Saptaswara Chakraborty| North Eastern Hill University| 15th June 2020
Introduction
The world today is based on partnership and strategic investments. Each company would want to obtain the maximum output from an exclusive deal with the loss being reduced to a minimum. Often two companies may be interested in obtaining the particular desired objective, and during such a time, a slightly more preferred alternative is to enter a joint venture system. Over the last few years, there has been a significant rise in the joint ventures with the alliances ranging from both the contractual alliance to an equity alliance. For an equity alliance, the partners contribute to creating a new company and a contractual alliance where the partners collaborate without creating a new company. With proper management and technical knowledge for carrying out such a venture, this method has the capability of being beneficial in areas such as managing risks in specific markets, sharing the cost of such a large scale investment and in areas that require entrepreneurial leaderships.
What is a joint venture?
A joint venture or a JV is an agreement between two or more parties where they cooperate in order to run a business or to obtain a commercial objective. There may be various reasons for such a partnership, the most common being to achieve a similar objective. The cooperation as has been mentioned earlier can be of two types: the first being a contractual and the second being the equity-based, but the possibility of an evident partnership depends on the underlying facts and with the objective that both the parties would want to achieve. In certain circumstances, a joint venture is usually entered into by start-ups in order to achieve the common objective of acquiring the market and starting up a new business. In a joint venture, the participants are responsible for profits, issues and costs associated with it. Across the globe, the joint venturing, market has gained immense success as it serves as a pass to access the resources, technologies and talent in order to deliver a cutting edge performance.
Types of Joint Venture
A joint venture is of two types, and the most common forms of joint venture structure are corporate/equity and contractual alliance. The following are the most common form of Joint Ventures. They are:
- Company Joint venture- Under such a venture, the parties create a separate company under The Companies Act, 1956. In such a venture, both the parties would equally be sharing the shares and the assets of the new company.
- Partnership- This is regarded as the halfway or the hybrid between the company and a contractual alliance. Under such a partnership, both the parties have agreed to share the profits and the assets carried on by them. However, the only disadvantage of it is that it has limited capital, lacks separate identity, unlimited liability, etc. Hence the majority of the business ventures are more likely to adopt the method of company joint venture as the share of it would be divided equally.
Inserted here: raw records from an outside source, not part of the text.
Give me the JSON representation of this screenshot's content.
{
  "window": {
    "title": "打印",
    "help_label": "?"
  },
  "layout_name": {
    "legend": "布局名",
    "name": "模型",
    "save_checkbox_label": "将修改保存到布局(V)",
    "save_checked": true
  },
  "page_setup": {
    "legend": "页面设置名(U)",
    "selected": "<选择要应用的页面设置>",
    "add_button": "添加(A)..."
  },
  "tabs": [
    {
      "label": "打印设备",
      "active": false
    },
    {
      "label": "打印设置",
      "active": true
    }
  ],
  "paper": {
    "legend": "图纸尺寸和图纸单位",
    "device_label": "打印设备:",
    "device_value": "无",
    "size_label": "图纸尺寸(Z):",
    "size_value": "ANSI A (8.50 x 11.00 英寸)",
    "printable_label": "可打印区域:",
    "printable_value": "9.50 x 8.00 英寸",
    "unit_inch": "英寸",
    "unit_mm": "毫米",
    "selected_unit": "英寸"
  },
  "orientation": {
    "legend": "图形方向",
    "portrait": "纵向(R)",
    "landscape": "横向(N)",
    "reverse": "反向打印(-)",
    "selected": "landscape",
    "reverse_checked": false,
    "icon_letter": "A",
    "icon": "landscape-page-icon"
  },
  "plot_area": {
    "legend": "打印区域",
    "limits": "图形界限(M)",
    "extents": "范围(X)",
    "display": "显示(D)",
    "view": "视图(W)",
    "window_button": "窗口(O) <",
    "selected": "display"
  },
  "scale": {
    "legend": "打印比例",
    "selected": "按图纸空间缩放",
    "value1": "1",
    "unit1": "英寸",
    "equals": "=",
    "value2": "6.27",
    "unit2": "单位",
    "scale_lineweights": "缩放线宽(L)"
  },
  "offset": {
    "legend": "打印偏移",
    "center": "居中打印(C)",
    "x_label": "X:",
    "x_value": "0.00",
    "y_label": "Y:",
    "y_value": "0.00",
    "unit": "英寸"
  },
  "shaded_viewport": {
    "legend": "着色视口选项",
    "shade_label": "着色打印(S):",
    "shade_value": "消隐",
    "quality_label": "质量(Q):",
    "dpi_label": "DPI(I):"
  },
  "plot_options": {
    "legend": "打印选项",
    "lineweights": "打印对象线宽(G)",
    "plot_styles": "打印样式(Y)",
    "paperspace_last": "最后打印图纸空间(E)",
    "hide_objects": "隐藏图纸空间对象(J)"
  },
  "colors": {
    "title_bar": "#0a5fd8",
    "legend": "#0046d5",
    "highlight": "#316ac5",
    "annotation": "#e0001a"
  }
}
- Unincorporated joint ventures- This may be considered as the most common form of a venture. Such an agreement is purely based on a contractual basis, including mainly the cooperation agreement, or a strategic alliance. Such a business is often held on the ground of it being in furtherance of a common objective or a purpose which has the capability of yielding a profitable amount. This is most commonly found when both the parties do not intend on engaging in a long term relationship rather one that is mainly goal-driven.
Advantages of Joint venture
The very purpose of such a venture is for it to work as an alliance that yields benefits for the partners venturing into it. Establishment of such a venture with a trusted partner provides a rather fast way of leveraging complementary resources, sharing of each other’s capabilities and access to new markets. While discussing its advantages, there are certain factors that must be considered in order to think as to why such a venture is profitable. They are :
- Leveraging resources– The process of globalisation has set off the mark for a more enhanced form of doing business. Cross-border business projects now are all the more demanding and the most effective solution to meet up to it is through by entering into a joint venture.
- Sharing liability– A joint venture also helps or provides for an opportunity to manage the risks associated with it jointly. Such a venture reduces the risks and the liabilities of the individual partners.
- Combined expertise– Two companies or parties forming a joint venture might have a unique background, skillset and expertise. But when they are combined, the through a joint venture, such skill proves to be of immense benefit for the company.
Conclusion
After the global business proliferation, the need for a worldwide joint venture system holds of great importance. Such a move would help in bridging the possible gaps in the global business platforms as it would bring minds from across to work on particular problems whose end objective is the same.